En examinant la disposition que vous voulez réintroduire, on pourrait l'interpréter en disant que cette dernière ne s'applique pas à des zones créées ultérieurement. La suppression de cette disposition est donc un simple toilettage qui ne modifie absolument pas le sens de la loi. Je ne vois pas en quoi cela entraînerait des dérogations supplémentaires; elles résulteront de l'introduction de la notion de plan d'alignement qui sera forcément interprétée de manière restrictive. Car, bien qu'il ne soit pas mentionné dans la loi d'application sur l'aménagement du territoire, le plan d'alignement implique, selon la jurisprudence du Tribunal fédéral, une procédure d'adoption conforme au plan d'affectation du sol, c'est-à-dire une mise à l'enquête publique, un préavis du Conseil municipal, etc.

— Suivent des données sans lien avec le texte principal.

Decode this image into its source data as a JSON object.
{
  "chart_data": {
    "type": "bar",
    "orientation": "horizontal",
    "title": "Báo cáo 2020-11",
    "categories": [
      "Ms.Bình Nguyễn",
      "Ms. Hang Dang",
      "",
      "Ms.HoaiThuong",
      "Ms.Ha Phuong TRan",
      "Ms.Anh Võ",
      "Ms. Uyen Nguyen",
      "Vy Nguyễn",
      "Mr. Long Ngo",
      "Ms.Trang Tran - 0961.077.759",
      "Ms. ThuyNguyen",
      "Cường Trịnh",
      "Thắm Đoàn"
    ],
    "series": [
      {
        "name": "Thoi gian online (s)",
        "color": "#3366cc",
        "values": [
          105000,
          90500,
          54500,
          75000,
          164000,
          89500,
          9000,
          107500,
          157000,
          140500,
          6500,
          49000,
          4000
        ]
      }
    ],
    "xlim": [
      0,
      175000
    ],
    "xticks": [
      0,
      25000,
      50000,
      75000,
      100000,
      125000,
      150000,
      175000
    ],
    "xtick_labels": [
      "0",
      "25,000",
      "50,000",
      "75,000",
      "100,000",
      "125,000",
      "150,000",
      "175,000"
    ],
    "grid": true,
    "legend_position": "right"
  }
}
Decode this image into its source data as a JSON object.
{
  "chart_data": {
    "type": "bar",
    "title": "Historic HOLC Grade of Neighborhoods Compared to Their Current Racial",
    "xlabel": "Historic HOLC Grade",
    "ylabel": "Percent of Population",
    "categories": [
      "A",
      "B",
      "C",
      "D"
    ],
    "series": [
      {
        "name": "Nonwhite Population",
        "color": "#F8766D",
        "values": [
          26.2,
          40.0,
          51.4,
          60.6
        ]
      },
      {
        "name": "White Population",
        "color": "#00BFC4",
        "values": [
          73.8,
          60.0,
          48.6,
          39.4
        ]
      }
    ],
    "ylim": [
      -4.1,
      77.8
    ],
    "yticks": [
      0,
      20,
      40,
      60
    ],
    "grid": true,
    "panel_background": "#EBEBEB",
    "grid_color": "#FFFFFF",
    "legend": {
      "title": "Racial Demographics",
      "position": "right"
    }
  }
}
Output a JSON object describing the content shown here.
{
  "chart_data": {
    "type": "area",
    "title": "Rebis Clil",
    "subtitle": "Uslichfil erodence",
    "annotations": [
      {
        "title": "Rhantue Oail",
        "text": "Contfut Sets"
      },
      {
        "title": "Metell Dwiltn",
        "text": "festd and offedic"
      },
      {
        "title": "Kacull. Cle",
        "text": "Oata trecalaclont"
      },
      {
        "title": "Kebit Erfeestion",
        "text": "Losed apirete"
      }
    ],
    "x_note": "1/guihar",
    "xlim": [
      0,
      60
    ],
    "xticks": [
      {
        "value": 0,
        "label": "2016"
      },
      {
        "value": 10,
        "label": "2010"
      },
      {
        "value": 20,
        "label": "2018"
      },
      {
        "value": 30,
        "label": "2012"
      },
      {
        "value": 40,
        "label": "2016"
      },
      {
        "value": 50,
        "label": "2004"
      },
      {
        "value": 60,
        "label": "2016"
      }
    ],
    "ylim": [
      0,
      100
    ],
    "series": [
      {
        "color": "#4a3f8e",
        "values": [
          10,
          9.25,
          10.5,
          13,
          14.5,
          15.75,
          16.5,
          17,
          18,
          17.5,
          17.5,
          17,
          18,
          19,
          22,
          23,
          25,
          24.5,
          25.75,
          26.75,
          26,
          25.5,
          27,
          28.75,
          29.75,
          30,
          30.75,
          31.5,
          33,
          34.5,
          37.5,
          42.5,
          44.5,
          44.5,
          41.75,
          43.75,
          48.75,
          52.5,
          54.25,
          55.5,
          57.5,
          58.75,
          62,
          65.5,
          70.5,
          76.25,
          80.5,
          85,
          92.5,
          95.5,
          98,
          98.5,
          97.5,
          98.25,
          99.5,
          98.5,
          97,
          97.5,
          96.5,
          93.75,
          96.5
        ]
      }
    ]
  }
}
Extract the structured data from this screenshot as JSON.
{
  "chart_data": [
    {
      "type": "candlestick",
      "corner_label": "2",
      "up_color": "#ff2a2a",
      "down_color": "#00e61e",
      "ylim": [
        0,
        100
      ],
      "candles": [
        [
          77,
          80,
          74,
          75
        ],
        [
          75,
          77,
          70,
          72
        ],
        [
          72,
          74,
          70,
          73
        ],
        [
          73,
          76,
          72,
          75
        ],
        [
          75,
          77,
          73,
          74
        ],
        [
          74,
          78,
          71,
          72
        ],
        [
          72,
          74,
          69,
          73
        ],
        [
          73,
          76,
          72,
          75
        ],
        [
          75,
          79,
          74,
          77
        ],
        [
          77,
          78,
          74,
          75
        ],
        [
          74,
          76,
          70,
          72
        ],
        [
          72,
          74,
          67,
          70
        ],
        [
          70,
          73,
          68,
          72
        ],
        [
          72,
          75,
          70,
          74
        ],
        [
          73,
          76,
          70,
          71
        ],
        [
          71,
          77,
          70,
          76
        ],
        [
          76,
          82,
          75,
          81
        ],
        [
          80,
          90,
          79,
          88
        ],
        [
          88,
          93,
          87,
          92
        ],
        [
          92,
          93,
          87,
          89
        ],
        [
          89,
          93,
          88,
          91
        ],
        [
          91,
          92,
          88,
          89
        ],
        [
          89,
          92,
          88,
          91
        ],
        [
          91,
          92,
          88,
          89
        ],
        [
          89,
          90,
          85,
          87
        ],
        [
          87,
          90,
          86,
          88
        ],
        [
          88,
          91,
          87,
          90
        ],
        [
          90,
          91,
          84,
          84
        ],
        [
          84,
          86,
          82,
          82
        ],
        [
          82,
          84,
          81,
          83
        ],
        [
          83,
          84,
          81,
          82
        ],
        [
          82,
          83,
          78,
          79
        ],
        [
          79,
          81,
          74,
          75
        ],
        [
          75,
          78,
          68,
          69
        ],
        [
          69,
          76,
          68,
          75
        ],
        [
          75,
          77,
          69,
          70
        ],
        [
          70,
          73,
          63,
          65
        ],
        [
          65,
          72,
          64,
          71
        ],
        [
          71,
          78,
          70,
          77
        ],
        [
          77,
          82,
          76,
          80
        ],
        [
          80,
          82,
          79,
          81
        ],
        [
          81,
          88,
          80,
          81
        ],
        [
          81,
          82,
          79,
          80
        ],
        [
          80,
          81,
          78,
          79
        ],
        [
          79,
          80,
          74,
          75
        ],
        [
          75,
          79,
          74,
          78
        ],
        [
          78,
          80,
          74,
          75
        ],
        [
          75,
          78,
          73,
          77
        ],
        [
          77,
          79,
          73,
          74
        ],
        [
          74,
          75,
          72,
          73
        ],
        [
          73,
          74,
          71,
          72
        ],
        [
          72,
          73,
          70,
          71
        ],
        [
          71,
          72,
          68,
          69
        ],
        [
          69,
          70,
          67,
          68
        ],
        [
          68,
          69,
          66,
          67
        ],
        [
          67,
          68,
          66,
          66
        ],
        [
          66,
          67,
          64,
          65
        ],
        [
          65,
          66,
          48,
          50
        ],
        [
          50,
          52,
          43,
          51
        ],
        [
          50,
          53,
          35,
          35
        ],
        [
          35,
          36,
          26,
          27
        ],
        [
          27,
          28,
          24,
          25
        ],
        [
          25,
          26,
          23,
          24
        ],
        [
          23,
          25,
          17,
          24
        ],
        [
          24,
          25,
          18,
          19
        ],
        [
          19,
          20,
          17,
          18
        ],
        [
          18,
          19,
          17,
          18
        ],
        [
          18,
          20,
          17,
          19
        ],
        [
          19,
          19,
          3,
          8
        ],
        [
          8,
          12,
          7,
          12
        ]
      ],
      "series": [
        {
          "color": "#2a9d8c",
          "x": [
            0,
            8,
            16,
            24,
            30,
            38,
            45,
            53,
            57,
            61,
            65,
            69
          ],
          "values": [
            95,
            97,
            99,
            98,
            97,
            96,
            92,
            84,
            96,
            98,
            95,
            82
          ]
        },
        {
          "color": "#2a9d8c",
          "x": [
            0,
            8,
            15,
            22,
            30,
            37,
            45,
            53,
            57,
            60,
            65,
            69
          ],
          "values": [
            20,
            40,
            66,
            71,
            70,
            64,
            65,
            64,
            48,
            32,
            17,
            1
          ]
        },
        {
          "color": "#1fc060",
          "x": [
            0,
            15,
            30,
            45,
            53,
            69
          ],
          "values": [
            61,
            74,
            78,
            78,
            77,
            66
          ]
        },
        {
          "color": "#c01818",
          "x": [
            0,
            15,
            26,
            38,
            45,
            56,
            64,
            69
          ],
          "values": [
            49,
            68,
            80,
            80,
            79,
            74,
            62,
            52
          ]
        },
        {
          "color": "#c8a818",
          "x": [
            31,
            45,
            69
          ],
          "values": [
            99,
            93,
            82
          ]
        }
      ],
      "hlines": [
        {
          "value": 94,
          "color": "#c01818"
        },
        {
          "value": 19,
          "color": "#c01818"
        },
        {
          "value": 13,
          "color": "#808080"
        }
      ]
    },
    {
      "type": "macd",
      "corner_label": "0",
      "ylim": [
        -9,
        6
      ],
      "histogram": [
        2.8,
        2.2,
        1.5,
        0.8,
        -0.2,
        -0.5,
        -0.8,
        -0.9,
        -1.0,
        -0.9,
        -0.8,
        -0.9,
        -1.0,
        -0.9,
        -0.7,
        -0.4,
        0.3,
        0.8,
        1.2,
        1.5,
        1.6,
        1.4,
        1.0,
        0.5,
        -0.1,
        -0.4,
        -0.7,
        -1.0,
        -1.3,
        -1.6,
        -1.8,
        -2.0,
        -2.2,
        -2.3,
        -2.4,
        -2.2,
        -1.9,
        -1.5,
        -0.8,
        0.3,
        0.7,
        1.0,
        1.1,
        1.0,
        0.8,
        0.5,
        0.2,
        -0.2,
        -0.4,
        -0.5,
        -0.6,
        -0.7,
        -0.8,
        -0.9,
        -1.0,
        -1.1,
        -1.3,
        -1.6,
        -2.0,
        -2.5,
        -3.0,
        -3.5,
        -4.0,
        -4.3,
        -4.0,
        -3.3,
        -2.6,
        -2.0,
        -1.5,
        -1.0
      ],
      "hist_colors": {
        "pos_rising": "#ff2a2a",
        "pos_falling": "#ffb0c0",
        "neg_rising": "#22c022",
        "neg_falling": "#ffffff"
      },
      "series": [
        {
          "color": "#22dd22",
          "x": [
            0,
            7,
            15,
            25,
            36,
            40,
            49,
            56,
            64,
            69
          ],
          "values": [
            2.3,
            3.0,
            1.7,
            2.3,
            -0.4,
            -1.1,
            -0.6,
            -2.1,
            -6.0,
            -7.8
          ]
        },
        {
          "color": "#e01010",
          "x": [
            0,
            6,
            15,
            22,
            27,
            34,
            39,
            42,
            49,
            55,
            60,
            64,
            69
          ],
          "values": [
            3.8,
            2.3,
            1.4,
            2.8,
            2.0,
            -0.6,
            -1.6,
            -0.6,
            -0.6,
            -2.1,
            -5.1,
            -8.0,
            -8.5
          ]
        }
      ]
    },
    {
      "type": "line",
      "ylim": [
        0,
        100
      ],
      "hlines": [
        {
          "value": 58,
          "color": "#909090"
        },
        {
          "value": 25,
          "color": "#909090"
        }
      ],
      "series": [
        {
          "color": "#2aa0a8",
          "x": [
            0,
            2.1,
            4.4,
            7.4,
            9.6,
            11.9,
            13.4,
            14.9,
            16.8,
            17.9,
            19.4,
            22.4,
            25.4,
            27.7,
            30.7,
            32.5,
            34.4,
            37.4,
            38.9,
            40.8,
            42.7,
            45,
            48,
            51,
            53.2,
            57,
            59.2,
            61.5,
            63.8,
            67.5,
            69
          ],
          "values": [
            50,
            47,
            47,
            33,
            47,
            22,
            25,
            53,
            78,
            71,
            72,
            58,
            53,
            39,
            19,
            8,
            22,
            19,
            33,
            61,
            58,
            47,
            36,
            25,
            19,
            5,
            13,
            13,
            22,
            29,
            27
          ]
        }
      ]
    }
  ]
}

Objectivement, je crois que la disposition que vous voulez réintroduire était une simple disposition transitoire au moment où la loi avait été adoptée et qui, aujourd'hui, n'a plus de sens.
M. Laurent Moutinot, conseiller d'Etat. A l'origine, ce projet de loi était quelque peu excessif. Aujourd'hui, votre commission d'aménagement est parvenue à trouver une solution qui respecte le principe de base d'interdire les constructions à 30 mètres de la forêt, tout en permettant d'introduire - avec une souplesse raisonnable et les garde-fous qui évitent que l'exception devienne la règle - un système acceptable.
Je rappelle que parmi les cas bizarres entourant cette loi se trouve celui où, quand une route sépare une parcelle de la forêt, les 30 mètres se calculent en traversant la route. Cela n'a évidemment aucun sens par rapport à la protection de la forêt elle-même, déjà limitée par la route.
Il y a un certain nombre de cas de ce genre où, de toute évidence, un plan d'alignement - qui est un instrument suffisamment strict et raisonnable - peut régler cette problématique.
Par conséquent, Mesdames et Messieurs les députés, je vous invite à voter ce projet tel qu'il ressort des travaux de la commission d'aménagement.
Mis aux voix, ce projet de loi est adopté en premier débat par 45 oui contre 16 non et 4 abstentions.
Deuxième débat: Session 07 (avril 2005) - Séance 40 du 28.04.2005
La présidente. Nous prenons une pause de 15 minutes. Nous nous retrouverons à 10h10 et poursuivrons l'examen de ce projet de loi.